Don't get me wrong. I enjoyed learning and did all the above voluntarily. But it didn't feel like a break. More like a research semester at school. The mind was always working on the next puzzle, just that time flew differently. I wrote quite steadily during this time though.
The pivot point for me came when I internalized that successful AI adoption was not simply a thing that I did once and was done. Good AI output relied on AI-friendly input. One couldn't spend their day translating input for AI, it was just counterproductive. The change had to come from upstream. And upstream's upstream. Before long, the end-to-end process needed to change. And my company at the time didn't have this level of thoroughness.
I put on my writing hat, penned an Engineering AI Transformation doc, and planned my early comeback. I was only 2.5 months into my supposedly 5-month break. God damn it. Did I say I picked the worst possible time to be on break?
Dance in an AI whirlwind
End-to-end realization and an AI transformation plan were just the beginning. Convincing 100+ people spanning 3 different continents wasn't a walk in the park, especially when I was equipped with no more than 3 months' worth of YouTube and hopeless optimism.
We started testing new hires for AI usage skills around the time my break began. By the time I was back, the test we spent weeks creating had become too easy for the latest models. Ouch. That pretty much summed up my experience in this race. Every step we gained was just temporary. Any trick I learned was either superstition or served me for weeks or months, eventually being standardized by a release from one of those frontier model labs - balancing the playing field. I was only better than the next guy in those fleeting moments.
The amount of attention going to AI and the progress coming out of that is breathtaking. The world is still working on this fundamental transition.
- We need to learn how to incorporate and compensate people who move on from T-shaped to M-shaped model
- We can vibe code many things, should we? Build vs buy decisions can make or break a business. It all comes down to opportunity cost. How do you even measure opportunity though?
- Agile is dead, way before AI nailed its coffin.

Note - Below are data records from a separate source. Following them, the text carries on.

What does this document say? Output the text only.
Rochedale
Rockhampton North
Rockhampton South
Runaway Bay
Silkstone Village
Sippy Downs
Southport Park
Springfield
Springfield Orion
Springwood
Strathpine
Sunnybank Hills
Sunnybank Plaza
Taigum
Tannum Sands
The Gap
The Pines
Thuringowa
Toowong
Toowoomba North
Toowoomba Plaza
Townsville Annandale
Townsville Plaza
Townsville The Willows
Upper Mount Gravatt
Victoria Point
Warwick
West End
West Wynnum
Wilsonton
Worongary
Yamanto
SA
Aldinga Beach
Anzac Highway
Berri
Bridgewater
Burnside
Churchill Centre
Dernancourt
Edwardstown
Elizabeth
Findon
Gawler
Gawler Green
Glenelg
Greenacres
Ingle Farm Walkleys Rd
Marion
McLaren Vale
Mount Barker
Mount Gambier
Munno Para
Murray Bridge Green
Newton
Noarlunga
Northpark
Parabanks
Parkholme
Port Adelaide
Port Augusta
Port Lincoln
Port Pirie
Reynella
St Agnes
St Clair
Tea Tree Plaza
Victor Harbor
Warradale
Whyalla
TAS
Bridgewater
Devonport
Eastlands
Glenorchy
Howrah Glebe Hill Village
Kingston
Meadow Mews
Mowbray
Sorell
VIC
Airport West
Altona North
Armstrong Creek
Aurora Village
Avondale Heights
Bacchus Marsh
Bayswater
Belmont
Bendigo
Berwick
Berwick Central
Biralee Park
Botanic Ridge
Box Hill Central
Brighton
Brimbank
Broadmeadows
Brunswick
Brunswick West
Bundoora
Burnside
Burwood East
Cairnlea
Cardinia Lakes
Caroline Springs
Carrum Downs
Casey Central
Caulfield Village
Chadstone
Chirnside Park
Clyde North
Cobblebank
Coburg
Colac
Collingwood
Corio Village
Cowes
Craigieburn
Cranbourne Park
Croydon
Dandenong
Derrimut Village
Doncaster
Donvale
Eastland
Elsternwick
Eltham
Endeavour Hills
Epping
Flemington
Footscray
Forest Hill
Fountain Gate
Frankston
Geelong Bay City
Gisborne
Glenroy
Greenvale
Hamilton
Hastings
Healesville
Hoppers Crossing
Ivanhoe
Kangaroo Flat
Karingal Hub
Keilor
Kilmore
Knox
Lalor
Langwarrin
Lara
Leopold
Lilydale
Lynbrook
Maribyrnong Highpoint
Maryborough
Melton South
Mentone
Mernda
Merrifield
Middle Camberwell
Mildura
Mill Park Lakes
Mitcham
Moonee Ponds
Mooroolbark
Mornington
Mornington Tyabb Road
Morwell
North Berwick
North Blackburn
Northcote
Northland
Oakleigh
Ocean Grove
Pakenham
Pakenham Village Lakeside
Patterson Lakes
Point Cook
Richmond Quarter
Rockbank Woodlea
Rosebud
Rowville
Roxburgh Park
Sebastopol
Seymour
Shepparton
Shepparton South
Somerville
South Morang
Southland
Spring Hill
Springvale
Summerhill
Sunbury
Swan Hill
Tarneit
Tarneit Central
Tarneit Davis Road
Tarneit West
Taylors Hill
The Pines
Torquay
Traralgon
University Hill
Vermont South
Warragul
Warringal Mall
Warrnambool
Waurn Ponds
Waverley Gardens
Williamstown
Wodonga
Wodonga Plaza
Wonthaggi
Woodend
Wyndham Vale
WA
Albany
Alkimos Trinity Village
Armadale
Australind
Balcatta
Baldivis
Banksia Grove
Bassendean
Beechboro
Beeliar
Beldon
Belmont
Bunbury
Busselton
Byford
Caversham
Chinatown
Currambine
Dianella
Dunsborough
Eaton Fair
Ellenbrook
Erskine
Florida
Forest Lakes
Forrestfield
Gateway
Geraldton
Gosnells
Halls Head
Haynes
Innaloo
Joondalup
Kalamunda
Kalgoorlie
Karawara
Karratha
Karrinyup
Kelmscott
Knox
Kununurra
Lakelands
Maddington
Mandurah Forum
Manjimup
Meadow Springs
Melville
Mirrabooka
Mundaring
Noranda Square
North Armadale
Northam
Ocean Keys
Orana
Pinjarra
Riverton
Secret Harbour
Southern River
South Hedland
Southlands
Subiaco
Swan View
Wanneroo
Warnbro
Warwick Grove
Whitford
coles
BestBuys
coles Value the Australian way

What's now, creative chaos (i.e. fancy name for a mess)?
- What can be done to ensure people going through this storm are energized, enthusiastic, and curious? Because it's not gonna be over soon.
I am getting married
By the time you read this blog, perhaps I will have done at least one of my three banquets. Yeah you read it right. Three. There is one on the bride's side. Another on the groom's side - which happens to be my side, in case you are uncertain. We call those our parents' wedding. Really, the wedding invite was written from the parents' POV, guests are basically invited to their son and daughter wedding ;)
Then there is a teeny tiny destination wedding. That is our wedding. The wedding. It has been the one constant item in my mind for a whole year. I am beyond thrilled to see it through. Vy has been telling everyone I am a guest at my wedding, because she had to do all the heavy lifting. She is absolutely right! I can offer little help because I think the first image of a wedding bouquet Pinterest shows me looks very nice, and I don't have the willpower to go through the very end of Pinterest's database to confirm that.
Oddly enough though, I find all these traditions enjoyable. In a world spinning around AI 24/7, it is nice to see something never changes. Like love. Or family. I am a lucky guy.